Ever wondered what happened to that restaurant you once loved and have memories of dining at with your family and friends? We did! And we discovered an amazing website called Lost Tables, dedicated to celebrating the restaurants of our past. We are partnering with the site's creator Harley Hammerman and celebrating these wonderful stories throughout the month of February.
Lost Tables | Miss Hulling's
Miss Florence Hulling was born in St. Louis in 1893 and orphaned at the age of three. She was adopted by her maternal grandparents who operated a farm near Mascoutah, Illinois, 30 miles east of St. Louis. She attended school for awhile, but the formal education of Miss Hulling ended when she was 13; she became a full-time farm worker — cooking, churning, making jellies and preserves, and sometimes laboring in the fields.
At the age of 17, Florence Hulling moved back to St. Louis. She was a cook for a family on Westminster Place for a year, and then in 1910 she took a job at Childs Restaurant on 7th near Olive.

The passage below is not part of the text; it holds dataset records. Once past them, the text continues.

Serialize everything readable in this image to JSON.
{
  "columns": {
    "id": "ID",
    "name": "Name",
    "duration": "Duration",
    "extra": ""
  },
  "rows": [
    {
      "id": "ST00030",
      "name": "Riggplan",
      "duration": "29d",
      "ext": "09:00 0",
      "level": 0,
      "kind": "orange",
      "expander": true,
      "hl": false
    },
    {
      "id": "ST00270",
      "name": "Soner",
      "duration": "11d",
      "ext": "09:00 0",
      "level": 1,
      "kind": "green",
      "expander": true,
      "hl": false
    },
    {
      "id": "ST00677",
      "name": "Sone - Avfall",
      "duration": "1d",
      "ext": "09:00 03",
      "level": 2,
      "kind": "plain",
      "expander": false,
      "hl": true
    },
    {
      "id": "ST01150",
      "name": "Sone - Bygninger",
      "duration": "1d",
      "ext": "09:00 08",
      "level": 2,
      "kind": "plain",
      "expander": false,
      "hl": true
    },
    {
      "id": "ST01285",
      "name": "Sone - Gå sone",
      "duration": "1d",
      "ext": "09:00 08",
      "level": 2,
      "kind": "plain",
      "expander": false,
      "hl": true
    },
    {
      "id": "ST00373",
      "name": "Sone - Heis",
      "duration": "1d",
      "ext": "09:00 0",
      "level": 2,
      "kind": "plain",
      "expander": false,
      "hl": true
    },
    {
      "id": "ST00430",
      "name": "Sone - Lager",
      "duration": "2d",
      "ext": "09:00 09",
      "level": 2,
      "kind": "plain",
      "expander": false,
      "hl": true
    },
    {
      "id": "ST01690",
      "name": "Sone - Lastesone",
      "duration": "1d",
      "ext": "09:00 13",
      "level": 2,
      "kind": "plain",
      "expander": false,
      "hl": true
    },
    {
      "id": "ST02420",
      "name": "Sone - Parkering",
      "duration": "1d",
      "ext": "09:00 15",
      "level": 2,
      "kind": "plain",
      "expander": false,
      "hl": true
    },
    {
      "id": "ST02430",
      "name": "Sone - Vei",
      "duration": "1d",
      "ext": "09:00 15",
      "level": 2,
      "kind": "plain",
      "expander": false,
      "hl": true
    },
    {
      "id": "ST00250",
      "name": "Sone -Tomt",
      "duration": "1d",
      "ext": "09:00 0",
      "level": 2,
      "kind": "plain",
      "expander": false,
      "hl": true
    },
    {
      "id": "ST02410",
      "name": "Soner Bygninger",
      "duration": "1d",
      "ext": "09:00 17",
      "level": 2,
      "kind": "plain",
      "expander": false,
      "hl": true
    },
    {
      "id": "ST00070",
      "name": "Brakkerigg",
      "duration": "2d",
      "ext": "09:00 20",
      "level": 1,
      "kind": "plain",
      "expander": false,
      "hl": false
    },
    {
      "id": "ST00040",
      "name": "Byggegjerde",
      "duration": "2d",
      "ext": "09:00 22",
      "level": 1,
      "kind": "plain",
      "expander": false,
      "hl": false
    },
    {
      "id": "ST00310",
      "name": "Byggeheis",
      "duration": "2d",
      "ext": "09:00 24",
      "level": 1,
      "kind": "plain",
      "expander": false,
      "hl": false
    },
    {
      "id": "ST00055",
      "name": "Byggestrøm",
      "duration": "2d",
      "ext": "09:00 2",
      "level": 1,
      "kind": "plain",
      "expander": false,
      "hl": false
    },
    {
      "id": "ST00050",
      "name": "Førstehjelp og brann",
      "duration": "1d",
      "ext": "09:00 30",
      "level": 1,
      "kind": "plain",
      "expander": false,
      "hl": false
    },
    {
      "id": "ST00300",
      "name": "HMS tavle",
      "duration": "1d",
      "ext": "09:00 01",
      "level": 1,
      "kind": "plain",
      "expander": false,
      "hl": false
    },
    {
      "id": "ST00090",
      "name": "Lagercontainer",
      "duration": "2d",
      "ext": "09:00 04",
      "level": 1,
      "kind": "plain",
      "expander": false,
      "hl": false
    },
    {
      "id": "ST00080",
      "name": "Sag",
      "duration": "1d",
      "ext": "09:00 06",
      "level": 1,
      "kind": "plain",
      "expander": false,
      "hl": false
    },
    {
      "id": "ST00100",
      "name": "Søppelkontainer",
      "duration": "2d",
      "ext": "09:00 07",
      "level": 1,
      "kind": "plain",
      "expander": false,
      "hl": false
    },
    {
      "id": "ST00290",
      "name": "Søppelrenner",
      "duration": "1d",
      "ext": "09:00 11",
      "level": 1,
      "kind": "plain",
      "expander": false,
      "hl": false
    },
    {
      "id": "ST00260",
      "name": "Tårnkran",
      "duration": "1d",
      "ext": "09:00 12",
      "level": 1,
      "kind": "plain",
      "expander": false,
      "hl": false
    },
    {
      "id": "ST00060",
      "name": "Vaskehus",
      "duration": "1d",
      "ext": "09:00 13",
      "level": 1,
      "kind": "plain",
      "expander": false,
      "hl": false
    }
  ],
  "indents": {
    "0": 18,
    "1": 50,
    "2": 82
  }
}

For 10 cents-an-hour her duties included cooking, serving food and scrubbing tables.
It was at Childs, in 1911, that Florence Hulling met Stephen R. Apted. Apted was a frequent diner at the restaurant over the 20 years Hulling worked there, watching her make her way up to head of the cafeteria department. When Childs transferred its operations away from St. Louis, Apted was among the many customers who urged Hulling to open her own restaurant. So in 1930, with $600 she had saved from her earnings, she took over the failed Missouri Hotel cafeteria.